Güvenilir Ürün Platformu Başkanı Celal Toprak’ın moderatörlüğünde yapılan etkinliğin açılış konuşmasını gerçekleştiren İSTİB Yönetim Kurulu Başkanı Ali Kopuz, ülkelerin gıdada kendi kendine yetebilme stratejisine yöneldiği bir dönemden geçildiğini belirterek, “Ülkemiz, insanlığın en önemli besin kaynaklarından olan süt ürünlerinde, muazzam potansiyeli olan bir coğrafyada bulunuyor. Ancak bu potansiyeli henüz açığa çıkarabilmiş değiliz. Örneğin, Türkiye’deki meraların küçükbaş hayvancılığa daha elverişli olmasının avantajını, henüz süt ürünlerimize yansıtamadık. Diğer taraftan, süt ineklerinin kesime gitmesinin, süt sektörüne olan olumsuz etkilerini, ben kırmızı et sektöründen gelen biri olarak her mecrada ısrarla dile getiriyorum” dedi. Ali Kopuz, İstanbul Ticaret Borsası’nın gıdanın her alanındaki sorunlara çözüm katkısında bulunmak için bu toplantıları düzenlediğini belirterek, “Her konuda olduğu gibi gıda konusunda da sorunların çözümünün ortak akılla üretilmesi gerektiğine inanıyoruz. Bu nedenle karar alıcılardan bilim insanlarına ve sektör temsilcilerine kadar tüm paydaşları bir araya getirerek çözüm aradığımız toplantılarımızı sürdüreceğiz” şeklinde konuştu.
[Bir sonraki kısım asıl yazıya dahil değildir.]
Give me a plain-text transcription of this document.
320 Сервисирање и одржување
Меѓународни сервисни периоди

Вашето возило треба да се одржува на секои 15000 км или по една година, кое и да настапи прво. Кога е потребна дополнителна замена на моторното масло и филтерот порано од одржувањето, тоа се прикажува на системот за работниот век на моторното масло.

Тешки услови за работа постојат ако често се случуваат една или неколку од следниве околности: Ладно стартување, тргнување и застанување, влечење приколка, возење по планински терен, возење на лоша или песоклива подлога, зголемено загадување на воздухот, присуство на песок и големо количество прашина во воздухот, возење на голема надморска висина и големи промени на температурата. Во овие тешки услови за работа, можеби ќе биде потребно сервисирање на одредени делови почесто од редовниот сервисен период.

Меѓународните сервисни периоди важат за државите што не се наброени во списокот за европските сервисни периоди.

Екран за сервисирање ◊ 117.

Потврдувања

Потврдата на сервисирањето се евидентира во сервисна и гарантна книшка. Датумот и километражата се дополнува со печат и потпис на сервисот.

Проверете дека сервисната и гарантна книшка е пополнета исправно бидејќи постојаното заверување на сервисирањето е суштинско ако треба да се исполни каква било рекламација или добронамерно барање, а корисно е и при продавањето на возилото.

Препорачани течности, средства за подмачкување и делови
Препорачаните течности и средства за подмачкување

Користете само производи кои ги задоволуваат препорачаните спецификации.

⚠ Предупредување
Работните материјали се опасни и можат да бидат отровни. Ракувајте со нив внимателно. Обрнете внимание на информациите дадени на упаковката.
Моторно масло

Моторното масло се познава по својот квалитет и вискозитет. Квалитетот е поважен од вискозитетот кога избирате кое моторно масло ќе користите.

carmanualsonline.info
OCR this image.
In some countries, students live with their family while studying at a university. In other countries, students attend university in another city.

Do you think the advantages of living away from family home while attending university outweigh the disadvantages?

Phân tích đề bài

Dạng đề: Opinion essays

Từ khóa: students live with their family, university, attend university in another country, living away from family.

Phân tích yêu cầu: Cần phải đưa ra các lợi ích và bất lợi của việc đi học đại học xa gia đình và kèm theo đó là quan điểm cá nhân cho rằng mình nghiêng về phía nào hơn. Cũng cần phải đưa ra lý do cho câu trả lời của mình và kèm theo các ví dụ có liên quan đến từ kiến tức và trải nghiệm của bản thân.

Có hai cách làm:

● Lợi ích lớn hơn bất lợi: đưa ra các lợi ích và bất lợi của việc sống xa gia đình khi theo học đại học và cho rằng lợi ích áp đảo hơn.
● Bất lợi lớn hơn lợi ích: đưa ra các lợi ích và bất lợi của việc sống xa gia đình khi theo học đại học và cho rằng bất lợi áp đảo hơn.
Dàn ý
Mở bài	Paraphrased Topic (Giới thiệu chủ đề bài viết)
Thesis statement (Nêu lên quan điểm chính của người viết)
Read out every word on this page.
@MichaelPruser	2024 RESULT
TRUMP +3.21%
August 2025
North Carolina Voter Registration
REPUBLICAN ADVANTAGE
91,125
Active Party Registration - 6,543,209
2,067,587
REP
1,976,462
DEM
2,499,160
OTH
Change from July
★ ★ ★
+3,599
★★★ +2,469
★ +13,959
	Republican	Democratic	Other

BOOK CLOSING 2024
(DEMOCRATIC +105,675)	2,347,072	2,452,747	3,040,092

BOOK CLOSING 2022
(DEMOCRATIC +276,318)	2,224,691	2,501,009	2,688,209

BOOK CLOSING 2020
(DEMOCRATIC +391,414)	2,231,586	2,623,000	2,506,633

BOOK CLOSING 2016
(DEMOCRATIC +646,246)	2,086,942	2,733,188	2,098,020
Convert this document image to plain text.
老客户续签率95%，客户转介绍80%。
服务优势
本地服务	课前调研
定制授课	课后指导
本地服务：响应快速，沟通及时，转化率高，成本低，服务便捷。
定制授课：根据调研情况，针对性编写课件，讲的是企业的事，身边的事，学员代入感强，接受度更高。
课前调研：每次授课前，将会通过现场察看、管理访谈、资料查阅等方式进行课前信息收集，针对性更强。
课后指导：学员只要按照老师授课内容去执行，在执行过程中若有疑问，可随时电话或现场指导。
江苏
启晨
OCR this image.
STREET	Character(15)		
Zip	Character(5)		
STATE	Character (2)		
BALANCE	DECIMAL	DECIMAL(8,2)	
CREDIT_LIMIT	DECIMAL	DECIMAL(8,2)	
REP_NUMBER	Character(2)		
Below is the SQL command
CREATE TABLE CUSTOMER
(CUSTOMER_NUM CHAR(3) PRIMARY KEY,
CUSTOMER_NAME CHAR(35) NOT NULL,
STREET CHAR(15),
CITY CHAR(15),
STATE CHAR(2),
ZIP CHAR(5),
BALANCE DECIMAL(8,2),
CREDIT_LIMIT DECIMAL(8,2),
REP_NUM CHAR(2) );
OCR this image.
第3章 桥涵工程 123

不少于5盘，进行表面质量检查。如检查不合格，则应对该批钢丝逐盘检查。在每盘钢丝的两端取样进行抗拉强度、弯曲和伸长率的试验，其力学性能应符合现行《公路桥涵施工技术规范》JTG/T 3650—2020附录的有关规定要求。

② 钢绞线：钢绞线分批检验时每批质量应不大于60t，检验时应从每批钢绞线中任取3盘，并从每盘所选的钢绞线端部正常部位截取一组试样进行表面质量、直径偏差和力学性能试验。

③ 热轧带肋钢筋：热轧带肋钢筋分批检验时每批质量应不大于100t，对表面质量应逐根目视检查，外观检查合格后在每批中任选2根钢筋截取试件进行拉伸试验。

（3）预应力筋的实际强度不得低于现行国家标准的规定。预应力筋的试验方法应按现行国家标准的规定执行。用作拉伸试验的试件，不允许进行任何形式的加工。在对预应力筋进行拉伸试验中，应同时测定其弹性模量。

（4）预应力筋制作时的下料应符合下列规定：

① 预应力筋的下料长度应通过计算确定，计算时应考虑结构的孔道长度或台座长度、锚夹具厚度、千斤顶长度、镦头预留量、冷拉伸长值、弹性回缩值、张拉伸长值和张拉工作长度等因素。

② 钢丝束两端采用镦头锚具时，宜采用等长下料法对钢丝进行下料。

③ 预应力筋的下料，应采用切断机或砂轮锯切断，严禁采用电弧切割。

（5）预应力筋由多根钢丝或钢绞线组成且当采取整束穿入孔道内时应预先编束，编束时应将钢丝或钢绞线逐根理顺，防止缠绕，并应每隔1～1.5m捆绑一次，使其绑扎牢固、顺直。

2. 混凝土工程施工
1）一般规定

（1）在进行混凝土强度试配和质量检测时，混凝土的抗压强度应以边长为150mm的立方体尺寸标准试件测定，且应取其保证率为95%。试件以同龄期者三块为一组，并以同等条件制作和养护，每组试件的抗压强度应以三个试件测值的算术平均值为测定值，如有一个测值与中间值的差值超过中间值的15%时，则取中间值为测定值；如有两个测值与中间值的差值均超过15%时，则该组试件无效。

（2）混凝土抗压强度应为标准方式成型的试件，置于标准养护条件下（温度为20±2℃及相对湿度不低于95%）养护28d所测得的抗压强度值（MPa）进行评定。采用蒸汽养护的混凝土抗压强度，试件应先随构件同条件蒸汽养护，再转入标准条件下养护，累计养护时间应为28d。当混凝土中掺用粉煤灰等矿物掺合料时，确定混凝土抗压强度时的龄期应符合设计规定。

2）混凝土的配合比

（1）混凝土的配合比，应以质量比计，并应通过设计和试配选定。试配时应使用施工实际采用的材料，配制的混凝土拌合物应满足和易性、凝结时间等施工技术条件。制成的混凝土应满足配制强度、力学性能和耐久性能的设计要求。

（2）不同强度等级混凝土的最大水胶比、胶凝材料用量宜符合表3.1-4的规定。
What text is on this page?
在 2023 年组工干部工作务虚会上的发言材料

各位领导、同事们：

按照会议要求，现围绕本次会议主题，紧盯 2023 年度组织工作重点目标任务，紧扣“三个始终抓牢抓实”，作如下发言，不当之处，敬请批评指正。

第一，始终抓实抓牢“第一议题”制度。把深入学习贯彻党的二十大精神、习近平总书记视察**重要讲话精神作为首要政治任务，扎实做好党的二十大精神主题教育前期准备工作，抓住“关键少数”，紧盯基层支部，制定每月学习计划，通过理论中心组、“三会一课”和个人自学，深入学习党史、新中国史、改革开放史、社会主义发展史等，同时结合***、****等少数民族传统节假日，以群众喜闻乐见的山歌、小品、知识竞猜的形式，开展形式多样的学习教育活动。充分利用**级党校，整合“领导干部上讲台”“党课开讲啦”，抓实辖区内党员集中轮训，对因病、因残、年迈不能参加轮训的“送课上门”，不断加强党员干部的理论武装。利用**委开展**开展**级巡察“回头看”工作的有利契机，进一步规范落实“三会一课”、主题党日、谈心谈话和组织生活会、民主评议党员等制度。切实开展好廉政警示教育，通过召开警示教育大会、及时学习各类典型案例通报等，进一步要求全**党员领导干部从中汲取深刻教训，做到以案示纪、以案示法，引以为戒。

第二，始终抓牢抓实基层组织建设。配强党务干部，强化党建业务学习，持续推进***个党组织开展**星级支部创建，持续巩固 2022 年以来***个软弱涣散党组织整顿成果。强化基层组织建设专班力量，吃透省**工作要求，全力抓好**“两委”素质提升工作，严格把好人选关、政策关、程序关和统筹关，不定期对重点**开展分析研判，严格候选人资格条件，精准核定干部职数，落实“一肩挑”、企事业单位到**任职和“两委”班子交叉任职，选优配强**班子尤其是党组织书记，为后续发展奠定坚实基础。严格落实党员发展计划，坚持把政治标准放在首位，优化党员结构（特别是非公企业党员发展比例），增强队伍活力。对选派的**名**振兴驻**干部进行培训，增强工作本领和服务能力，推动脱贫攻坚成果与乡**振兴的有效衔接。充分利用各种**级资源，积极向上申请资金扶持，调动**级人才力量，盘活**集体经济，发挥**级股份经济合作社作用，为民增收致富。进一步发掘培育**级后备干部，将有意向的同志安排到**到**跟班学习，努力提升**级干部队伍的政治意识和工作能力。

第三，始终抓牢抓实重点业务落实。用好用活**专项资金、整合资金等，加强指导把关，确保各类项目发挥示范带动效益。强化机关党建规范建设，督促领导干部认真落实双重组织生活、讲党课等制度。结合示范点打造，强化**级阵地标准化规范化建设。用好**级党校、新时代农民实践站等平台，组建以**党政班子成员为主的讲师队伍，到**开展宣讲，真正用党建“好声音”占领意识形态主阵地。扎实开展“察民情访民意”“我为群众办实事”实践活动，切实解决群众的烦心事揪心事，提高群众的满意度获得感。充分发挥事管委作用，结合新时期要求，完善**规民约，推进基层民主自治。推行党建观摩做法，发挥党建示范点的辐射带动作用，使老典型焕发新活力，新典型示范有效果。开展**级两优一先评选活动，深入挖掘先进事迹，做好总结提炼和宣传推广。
Doğru bilinen yanlış çok fazla


Tarım ve Orman Bakanlığı Hayvancılık Genel Müdürü Zekeriya Erdurmuş, Türkiye’nin hayvan varlığının son yıllarda sürekli arttığını hatırlatarak, Bakanlık olarak süt ürünlerinde kalitenin artırılması konusuna da yoğunlaştıklarını belirtti. “Verimlilik ve kalite hem hayvan ıslahı hem de kaliteli ürün ile mümkün” diyen Zekeriya Erdurmuş, “Maalesef Türkiye’nin hayvansal üretimi hakkında doğru bilinen çok yanlış var. Özellikle kırmızı et ithalatçısı olduğumuza dair bir algı oluşmuş durumda. Hâlbuki Türkiye geçen yıl, değer olarak ithal ettiği etin 7-8 katı ihracat yaptı. Tüm hayvansal ürünlerde ise ithalatımızın 5 katı ihracat yapıyoruz. Ayrıca Türkiye’nin peynirleri hakkında çok geniş bir çalışma yürütüyoruz, proje bittiğinde hazırlanan kitapları tüm dünya fuarlarında dağıtacağız’’ şeklinde konuştu.

Süt üretiminin son 10 yılda sürekli arttığını, üretimde bir sorun olmadığını ifade eden Ulusal Süt Konseyi Yönetim Kurulu Üyesi Hamit Can “Ancak sanayiye giden süt miktarı düşük. Sanayi dışı aslında büyük oranda kayıt dışı demektir. Bu konu değerlendirilmeli ve tedbir alınmalı. Çiğ süt fiyatlamasının kaliteye göre yapılmaya başlanması da çok olumlu bir gelişme oldu. Üretimimizin sadece yüzde 6,7’sini ihraç ediyoruz. Bu rakam düşük olduğu için rekabet gücümüz gelişmiyor. Ambalajsız süt, zincir marketlerin uzun vadelerde ödeme yapması ve büyük süt israfına yol açan STT ile ilgili uygulamalar çözülmeli” şeklinde konuştu.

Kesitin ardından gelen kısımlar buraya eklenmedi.